Une insuffisance mitrale (IM) complique fréquemment les cardiopathies ischémiques et grève leur pronostic lorsqu'elle est sévère. Sur le plan anatomique, elle se caractérise par un remodelage ventriculaire gauche avec déplacement des muscles papillaires, accolement des feuillets mitraux et défaut de cooptation.
Le traitement de ces IM repose notamment sur la revascularisation myocardique lorsqu'elle est possible et sur la correction chirurgicale de la fuite mitrale. Celle-ci peut se faire soit par réparation valvulaire par annuloplastie restrictive soit par remplacement valvulaire avec préservation de l'appareil sous valvulaire. Le choix entre ces deux options ne fait pas l'objet d'un consensus.

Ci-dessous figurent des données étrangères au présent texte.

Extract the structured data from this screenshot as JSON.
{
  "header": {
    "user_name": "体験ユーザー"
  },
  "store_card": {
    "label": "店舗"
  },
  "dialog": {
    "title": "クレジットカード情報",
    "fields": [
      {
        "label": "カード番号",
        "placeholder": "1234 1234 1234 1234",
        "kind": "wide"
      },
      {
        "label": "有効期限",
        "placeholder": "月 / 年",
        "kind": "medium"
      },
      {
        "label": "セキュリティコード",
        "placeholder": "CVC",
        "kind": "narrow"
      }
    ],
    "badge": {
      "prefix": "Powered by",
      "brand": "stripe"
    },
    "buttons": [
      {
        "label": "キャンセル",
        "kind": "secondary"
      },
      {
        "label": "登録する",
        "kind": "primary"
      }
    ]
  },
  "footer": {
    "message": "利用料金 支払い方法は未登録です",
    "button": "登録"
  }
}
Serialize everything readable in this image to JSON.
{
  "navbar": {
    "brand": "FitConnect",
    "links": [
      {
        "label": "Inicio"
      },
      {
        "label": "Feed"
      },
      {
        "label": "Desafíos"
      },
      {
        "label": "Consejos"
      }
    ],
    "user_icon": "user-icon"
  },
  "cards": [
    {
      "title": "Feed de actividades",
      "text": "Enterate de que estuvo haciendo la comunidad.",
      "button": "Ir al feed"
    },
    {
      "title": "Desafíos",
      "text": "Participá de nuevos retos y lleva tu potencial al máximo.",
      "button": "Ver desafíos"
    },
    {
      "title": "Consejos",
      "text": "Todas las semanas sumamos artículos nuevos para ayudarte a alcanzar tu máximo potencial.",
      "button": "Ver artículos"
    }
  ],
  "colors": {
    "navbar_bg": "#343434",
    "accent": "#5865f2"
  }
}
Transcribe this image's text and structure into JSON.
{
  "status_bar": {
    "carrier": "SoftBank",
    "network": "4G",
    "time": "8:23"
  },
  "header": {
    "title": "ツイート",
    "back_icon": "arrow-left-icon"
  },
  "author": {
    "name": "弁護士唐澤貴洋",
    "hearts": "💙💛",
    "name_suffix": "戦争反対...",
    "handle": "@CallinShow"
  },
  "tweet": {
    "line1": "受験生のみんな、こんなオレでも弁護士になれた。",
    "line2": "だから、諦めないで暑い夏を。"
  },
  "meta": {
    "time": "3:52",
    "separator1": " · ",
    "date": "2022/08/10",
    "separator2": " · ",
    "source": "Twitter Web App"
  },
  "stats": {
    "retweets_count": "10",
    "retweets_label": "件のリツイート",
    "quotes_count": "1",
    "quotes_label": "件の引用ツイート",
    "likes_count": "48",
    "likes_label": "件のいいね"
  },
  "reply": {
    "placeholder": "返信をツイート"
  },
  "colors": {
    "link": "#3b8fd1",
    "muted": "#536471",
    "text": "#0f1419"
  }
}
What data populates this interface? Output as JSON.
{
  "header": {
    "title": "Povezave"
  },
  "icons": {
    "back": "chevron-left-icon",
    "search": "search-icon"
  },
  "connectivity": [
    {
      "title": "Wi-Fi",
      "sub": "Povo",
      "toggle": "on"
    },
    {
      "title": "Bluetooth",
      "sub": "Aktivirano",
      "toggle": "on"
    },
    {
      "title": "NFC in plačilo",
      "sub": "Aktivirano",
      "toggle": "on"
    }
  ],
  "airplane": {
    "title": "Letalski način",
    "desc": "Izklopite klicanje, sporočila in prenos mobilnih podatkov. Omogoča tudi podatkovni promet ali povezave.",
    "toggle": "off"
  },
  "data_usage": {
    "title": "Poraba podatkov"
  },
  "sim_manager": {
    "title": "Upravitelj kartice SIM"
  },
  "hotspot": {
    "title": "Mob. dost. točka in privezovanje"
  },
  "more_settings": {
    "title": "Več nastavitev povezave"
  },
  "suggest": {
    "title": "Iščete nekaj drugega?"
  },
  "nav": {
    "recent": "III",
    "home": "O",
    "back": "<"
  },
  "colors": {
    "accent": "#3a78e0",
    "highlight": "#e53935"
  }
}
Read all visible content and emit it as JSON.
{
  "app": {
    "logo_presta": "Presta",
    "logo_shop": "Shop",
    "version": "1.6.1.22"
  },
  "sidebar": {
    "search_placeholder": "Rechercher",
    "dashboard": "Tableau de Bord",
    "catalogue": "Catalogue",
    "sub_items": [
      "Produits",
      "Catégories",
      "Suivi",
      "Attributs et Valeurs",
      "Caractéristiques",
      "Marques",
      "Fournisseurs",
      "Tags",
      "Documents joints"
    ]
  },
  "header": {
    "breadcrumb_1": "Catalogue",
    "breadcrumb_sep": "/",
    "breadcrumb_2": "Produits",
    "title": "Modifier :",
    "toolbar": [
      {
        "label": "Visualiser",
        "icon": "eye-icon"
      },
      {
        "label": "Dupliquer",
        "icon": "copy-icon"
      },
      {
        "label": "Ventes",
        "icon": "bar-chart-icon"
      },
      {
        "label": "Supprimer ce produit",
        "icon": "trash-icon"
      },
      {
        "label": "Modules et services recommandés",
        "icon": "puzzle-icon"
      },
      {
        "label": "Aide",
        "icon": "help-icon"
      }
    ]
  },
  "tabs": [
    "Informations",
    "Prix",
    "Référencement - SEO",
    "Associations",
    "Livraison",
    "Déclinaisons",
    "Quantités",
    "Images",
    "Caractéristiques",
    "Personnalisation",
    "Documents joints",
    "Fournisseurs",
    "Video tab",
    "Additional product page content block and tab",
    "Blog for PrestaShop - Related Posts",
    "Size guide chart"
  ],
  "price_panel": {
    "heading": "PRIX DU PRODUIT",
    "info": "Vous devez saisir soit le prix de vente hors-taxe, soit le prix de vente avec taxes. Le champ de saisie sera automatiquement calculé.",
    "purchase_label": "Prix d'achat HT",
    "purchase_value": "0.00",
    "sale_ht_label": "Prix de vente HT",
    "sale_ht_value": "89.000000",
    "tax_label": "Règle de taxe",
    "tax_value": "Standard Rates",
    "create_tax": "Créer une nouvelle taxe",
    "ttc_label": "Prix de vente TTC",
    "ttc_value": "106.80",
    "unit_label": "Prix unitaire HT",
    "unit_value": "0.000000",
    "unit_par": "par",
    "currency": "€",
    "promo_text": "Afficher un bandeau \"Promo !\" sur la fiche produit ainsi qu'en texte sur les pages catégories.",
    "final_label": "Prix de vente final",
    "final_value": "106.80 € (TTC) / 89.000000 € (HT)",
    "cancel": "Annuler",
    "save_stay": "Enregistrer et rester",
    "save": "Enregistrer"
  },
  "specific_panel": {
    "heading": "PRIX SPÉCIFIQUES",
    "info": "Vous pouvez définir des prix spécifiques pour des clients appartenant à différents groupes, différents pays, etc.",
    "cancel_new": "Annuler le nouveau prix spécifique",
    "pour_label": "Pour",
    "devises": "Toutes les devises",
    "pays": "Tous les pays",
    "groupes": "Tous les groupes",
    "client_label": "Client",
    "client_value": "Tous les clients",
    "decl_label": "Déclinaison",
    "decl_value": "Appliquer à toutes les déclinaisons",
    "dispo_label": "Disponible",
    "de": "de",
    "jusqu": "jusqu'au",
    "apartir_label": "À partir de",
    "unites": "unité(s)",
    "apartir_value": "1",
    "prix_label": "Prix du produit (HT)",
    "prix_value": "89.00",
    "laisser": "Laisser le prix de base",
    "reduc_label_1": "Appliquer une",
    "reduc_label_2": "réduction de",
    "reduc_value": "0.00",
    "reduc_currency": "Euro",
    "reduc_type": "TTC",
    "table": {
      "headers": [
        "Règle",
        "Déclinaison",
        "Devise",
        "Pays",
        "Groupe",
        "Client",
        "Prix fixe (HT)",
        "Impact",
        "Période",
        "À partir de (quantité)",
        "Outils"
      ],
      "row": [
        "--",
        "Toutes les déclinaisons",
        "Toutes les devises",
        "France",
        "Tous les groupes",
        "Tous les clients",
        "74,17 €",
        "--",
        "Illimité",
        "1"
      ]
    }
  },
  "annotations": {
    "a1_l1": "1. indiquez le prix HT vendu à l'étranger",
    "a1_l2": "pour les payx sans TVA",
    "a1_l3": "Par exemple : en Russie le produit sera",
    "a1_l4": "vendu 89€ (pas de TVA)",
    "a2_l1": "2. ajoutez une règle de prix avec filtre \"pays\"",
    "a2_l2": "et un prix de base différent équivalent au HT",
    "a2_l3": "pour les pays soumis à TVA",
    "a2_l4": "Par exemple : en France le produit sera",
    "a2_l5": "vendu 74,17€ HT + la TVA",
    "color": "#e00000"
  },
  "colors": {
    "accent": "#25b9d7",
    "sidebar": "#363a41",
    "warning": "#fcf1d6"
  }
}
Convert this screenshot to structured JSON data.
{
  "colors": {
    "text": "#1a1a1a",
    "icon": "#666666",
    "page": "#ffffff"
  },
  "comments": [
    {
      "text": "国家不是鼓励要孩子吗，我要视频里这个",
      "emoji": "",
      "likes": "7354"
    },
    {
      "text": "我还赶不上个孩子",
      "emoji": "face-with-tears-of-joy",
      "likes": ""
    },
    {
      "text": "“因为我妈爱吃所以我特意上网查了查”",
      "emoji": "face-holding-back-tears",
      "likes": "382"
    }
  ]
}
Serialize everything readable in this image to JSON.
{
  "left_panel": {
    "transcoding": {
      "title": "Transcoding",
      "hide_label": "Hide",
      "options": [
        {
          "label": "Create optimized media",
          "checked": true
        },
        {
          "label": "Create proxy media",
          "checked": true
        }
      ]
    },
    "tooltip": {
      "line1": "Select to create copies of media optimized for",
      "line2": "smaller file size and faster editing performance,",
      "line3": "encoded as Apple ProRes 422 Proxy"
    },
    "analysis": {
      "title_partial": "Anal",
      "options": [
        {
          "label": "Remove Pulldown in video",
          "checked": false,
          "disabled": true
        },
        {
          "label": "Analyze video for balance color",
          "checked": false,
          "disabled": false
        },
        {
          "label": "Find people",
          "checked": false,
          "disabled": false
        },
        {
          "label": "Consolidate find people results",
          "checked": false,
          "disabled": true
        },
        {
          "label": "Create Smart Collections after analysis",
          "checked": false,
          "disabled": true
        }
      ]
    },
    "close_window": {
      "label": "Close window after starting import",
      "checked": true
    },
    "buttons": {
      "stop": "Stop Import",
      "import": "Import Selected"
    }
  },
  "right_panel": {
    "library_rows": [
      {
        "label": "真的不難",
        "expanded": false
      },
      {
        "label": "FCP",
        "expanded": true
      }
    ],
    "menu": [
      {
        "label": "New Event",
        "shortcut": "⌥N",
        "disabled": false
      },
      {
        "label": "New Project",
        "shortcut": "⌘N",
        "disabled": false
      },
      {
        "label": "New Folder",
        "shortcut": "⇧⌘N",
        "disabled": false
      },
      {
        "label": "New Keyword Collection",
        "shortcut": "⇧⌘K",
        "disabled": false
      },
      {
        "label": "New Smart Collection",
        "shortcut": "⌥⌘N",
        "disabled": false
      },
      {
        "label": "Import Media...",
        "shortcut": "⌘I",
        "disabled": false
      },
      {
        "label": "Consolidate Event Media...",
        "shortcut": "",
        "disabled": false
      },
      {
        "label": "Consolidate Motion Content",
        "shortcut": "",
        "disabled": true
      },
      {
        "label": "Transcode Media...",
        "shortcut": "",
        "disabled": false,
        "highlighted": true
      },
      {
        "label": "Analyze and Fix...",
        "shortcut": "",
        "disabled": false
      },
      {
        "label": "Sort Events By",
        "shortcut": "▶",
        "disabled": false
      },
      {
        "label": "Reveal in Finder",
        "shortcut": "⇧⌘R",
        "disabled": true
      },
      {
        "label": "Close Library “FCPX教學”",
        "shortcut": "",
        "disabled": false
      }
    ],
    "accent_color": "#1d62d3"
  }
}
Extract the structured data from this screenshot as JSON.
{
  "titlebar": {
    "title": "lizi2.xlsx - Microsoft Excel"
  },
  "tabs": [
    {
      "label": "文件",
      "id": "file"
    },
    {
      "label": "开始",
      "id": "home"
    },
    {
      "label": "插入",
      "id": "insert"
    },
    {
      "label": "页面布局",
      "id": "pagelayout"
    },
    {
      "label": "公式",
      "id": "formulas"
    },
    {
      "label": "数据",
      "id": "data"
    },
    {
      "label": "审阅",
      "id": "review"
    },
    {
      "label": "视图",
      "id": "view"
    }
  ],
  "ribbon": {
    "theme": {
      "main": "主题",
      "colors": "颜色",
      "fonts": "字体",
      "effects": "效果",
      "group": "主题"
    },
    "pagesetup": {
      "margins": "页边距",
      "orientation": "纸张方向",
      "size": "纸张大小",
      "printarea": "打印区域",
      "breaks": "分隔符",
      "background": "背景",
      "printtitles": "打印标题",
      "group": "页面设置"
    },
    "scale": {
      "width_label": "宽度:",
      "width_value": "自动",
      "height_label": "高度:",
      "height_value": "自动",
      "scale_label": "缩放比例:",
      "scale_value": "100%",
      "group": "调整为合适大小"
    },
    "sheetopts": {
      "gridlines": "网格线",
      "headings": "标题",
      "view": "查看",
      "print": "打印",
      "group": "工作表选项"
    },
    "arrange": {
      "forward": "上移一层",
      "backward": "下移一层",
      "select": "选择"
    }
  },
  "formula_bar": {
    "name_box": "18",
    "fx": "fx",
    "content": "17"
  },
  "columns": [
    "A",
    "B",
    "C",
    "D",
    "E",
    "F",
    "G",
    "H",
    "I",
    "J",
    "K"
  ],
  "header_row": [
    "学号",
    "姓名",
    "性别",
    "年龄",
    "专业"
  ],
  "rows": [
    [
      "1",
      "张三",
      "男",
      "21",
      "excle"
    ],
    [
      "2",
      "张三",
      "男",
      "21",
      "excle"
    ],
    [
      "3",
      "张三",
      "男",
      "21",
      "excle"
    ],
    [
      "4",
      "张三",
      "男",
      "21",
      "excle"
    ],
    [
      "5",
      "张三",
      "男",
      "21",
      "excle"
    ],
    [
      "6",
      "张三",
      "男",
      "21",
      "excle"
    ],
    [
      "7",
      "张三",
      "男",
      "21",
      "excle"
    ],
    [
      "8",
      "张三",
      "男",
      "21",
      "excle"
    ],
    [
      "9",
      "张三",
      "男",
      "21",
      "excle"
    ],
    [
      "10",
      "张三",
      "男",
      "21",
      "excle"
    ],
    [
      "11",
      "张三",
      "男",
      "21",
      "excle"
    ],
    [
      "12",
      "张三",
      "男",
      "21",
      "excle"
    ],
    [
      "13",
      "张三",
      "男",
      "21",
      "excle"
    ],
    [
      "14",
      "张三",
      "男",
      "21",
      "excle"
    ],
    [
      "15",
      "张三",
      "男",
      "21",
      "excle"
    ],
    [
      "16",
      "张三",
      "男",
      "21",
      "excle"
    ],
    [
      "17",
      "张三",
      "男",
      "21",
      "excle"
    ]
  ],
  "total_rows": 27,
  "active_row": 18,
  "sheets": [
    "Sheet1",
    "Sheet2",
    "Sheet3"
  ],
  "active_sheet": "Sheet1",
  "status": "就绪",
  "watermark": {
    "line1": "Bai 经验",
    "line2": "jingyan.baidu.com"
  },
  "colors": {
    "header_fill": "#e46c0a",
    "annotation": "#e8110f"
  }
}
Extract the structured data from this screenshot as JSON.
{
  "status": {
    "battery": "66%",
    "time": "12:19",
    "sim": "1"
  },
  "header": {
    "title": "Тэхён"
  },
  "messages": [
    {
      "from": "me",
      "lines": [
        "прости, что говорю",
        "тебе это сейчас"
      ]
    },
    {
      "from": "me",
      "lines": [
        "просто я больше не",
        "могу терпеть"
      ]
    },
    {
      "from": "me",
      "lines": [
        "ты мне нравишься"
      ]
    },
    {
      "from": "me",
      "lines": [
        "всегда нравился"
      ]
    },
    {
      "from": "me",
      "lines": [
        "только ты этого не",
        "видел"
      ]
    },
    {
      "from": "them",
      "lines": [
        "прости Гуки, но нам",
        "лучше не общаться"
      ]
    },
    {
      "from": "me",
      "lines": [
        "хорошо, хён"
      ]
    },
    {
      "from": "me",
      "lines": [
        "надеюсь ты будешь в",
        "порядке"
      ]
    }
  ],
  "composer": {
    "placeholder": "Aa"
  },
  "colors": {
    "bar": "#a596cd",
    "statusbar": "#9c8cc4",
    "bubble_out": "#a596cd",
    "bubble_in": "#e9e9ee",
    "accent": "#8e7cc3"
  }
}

C'est pourquoi un groupe multicentrique nord-américain, le Cardiothoracic Surgical Network, a entrepris un essai chirurgical randomisé (ouvert) dans 22 centres des Etats-Unis et du Canada. Après les résultats à un an publiés en 2013 (Insuffisance mitrale post-infarctus : réparation ou remplacement valvulaire ?), ce sont les données après 2 ans de suivi qui sont présentées aujourd'hui.
Moins de récidives mais plus d'insuffisances cardiaques
Deux cent cinquante et un coronariens justifiant une chirurgie mitrale ont été randomisés entre les deux options chirurgicales. Tous les autres traitements, médicaux et chirurgicaux, étaient laissés à la discrétion des praticiens en charge des patients.
A 2 ans l'indice de volume télé-systolique moyen ventriculaire gauche (IVTSVG) mesuré par échographie trans-thoracique des survivants était de 52,6 ml/m2 dans le groupe annuloplastie valvulaire contre 60,6 ml/m2 dans le groupe remplacement valvulaire correspondant respectivement à une diminution par rapport à l'état pré-opératoire de 9 ml/m2 et de 6,5 ml/m2. Lorsque il était tenu compte des décès il n'y avait pas de différence significative entre les deux groupes (z score = -1,32 ; p = 0,19).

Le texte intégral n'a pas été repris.